The white tractor-trailer turned in front of the car against a brightly lit sky on May 7 near Williston, Florida, according to the car maker.
Members of Congress including the senate commerce chairman John Thune, a South Dakota Republican, and US safety officials have heightened scrutiny of Tesla’s automated driving systems since the crash. The accident killed an Ohio man when his 2015 Tesla failed to react to an 18-wheeler crossing the road, the national transportation safety board said.
Tesla has said the crash was the first known fatality in more than 210 million kilometres of so-called autopilot features, which are available on more than 70,000 vehicles worldwide.
Company representatives view the braking failure as separate from the autopilot function that manages steering, changing lanes and adjusting travel speed, the committee official said.
Khobi Brooklyn, a Tesla spokeswoman, confirmed that the Senate briefing occurred but did not provide further comment.
The driver of the Model S, Joshua Brown of Canton, Ohio, died when the saloon hit the side of the lorry while travelling 15kph above the speed limit on a hmotorway near Gainesville, Florida, federal accident investigators have said. The National Highway Traffic Safety Administration, which is investigating the May 7 crash, has said that the car’s autopilot system was engaged.
Brown, 40, a tech company owner, was using the car’s automatic emergency braking and lane-keeping features at the time, the report from the national transportation safety board said. Those features are part of the vehicle’s autopilot system.
The Tesla struck the underside of the lorry’s 16 metre semitrailer at a 90-degree angle, shearing off the saloon’s roof before it emerged on the other side of the trailer, according to the report.
Tesla is still working to pinpoint what system failures caused the crash and still believes the safety benefits of semi-autonomous driving systems such autopilot far outweigh any risks, the people said.
Representatives of the company also told committee staffers that cross-traffic remains a challenge for automated driving systems, according to the person.
A Tesla spokeswoman confirmed that the meeting took place and said in a statement that the Florida crash fell “within a unique set of circumstances for which the camera and radar were not able to provide the appropriate warning or braking support”.
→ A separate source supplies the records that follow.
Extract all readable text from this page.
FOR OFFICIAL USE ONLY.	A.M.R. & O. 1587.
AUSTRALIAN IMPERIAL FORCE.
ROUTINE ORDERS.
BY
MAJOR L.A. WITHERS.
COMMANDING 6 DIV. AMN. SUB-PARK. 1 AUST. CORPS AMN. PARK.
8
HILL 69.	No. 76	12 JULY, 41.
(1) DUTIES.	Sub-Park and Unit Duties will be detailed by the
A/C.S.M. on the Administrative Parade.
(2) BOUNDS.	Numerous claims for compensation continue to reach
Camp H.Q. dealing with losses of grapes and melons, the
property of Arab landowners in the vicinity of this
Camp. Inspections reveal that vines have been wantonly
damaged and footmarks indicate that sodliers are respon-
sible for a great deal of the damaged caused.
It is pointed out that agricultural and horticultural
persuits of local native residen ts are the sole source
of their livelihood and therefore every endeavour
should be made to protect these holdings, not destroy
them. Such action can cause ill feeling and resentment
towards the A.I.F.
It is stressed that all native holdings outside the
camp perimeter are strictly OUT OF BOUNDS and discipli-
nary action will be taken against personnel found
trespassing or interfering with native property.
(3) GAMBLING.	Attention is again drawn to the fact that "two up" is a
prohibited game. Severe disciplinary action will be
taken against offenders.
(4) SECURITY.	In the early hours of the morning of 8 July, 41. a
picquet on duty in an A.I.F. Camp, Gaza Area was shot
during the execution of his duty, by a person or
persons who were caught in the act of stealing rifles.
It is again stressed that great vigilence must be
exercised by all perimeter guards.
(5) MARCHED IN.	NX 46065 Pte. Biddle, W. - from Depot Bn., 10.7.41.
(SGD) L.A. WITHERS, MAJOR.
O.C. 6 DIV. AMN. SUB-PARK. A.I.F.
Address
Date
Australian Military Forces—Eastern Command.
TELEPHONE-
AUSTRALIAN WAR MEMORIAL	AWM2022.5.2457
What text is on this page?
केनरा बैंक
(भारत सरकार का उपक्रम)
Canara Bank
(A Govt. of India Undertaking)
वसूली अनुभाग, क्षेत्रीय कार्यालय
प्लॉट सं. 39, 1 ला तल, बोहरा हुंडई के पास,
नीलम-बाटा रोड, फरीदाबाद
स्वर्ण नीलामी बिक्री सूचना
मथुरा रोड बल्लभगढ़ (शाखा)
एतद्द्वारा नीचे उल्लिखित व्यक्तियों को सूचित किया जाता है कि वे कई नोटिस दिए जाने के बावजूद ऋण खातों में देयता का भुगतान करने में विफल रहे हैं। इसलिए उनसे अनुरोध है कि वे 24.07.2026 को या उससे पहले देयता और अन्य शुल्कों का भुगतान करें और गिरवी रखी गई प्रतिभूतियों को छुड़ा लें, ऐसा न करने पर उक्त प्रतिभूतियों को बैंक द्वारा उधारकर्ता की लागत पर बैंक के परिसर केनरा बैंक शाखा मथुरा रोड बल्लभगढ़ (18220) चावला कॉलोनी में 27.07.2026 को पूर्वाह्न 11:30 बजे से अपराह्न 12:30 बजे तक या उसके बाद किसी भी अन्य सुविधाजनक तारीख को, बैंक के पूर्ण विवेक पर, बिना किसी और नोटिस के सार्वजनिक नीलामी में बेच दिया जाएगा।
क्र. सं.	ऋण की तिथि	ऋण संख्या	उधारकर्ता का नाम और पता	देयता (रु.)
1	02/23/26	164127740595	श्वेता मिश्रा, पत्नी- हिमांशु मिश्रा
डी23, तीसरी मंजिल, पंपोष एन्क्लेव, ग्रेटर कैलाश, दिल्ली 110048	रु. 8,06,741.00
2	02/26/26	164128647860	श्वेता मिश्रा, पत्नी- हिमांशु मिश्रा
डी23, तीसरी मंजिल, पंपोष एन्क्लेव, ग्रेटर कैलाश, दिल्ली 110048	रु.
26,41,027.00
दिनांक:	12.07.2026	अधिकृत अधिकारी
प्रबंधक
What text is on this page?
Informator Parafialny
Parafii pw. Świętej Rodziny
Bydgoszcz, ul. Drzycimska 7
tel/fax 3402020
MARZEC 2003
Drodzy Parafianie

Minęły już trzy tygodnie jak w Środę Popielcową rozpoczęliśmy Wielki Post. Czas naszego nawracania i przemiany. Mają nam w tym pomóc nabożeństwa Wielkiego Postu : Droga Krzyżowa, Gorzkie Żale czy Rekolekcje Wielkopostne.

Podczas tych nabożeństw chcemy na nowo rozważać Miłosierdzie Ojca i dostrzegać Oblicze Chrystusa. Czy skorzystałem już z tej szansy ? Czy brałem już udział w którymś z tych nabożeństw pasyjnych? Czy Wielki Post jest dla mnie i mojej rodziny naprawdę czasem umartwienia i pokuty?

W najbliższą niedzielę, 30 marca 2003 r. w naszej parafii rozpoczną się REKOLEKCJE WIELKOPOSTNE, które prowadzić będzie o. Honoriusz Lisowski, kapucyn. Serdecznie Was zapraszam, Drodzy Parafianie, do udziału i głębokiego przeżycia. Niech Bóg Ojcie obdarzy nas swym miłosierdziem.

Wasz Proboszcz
Tesla has said previously that autopilot was unable to distinguish the white side of the lorry from the brightly lit sky and there was no attempt to brake by either the self-driving system or Brown.
Tesla officials would not answer questions about the company’s relationship with Mobileye, the company that made the camera and computer system for Tesla’s automatic braking, one of the people said. Mobileye said it would end its relationship with Tesla. The company previously has said its system was not designed to spot cross-traffic, but it did not know if Tesla modified the system.
Mr Musk has said Tesla will press ahead with semi-autonomous driving features, which he says will prevent injuries and accidents.
The company says it tells drivers that they must continue to pay attention while autopilot is working and be ready to retake control of the vehicle.